The bomber had apparently sat in the front row of worshippers and begun to pray before exploding the device.

"We were saying prayers when this huge explosion occurred," Shaukat Ali, a 26-year-old survivor of the blast, told reporters. "It almost blew out our ear drums. Then it was it was like a scene from Doomsday."

Television pictures showed blood-stained clothes and skull caps strewn across the mosque's marble courtyard. Hundreds of locals were celebrating the festival with Sherpao and his family. Witnesses said the dead included police officers guarding the former minister, who was praying in the mosque at the time of the attack.

Local police chief Feroz Shah said: "According to my reports so far, 55 are dead but we are checking this figure, and over 100 are wounded."

Suspicion will likely focus on the "Pakistani Taliban" or al-Qaida militants who are believed to have set up bases in the rugged northwestern region of the country. Police raided nearby madrasas immediately after the attack.

Sherpao, seen as close to President Pervez Musharraf, survived the attack and toured hospitals soon after to comfort the maimed and injured. "Yes, I'm fine," Sherpao told The Associated Press in a brief telephone interview. One of his sons was rushed to hospital.

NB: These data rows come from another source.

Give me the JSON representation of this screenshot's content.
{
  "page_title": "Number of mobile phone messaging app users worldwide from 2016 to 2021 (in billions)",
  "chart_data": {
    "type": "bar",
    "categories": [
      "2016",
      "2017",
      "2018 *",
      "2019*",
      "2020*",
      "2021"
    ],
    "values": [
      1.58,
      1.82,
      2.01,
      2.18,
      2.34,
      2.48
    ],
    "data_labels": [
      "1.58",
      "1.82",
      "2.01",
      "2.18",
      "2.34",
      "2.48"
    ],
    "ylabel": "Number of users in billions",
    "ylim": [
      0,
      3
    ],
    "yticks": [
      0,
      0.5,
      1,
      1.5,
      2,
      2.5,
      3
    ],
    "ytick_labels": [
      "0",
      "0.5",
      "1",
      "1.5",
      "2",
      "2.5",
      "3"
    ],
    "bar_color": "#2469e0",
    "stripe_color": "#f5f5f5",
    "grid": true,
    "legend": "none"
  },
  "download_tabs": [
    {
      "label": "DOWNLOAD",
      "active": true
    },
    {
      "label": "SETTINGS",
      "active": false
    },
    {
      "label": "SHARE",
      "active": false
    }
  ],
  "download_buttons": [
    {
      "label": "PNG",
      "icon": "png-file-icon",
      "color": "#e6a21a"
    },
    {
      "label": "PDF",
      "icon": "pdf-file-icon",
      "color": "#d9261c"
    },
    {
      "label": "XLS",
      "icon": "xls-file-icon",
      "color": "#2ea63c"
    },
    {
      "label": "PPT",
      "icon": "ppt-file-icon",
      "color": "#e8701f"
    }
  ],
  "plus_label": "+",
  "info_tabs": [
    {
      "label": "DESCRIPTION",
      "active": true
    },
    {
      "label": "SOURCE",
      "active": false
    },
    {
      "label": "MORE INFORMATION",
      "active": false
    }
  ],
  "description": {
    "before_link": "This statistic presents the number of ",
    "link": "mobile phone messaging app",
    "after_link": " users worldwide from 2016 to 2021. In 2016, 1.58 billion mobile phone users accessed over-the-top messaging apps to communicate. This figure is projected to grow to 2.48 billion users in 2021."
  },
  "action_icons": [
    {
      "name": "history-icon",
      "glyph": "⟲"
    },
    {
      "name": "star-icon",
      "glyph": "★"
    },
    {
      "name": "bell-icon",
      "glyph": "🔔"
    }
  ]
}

The former minister, once a supporter of Benazir Bhutto, is contesting next month's parliamentary elections. In office he took a strong anti-militant line, a conviction strengthened after a suicide attack killed 29 people at a public rally in his constituency Charsadda earlier this year.

President Musharraf had justified imposing emergency rule in November saying that that it was needed to stop a "wave of terrorism and militancy". Critics said it was merely a cover to prolong his presidency.

The state of emergency was lifted last weekend after the president said there had been a "considerable improvement" in the country.

However a recent wave of attacks, which has seen seven suicide bombings in the past two weeks, appear to be a direct challenge to the government's authority.

Islamic militants appear to have embarked on a bloody campaign designed to undermine claims that they had been contained. Analysts say almost 800 people have died this year from attacks this year.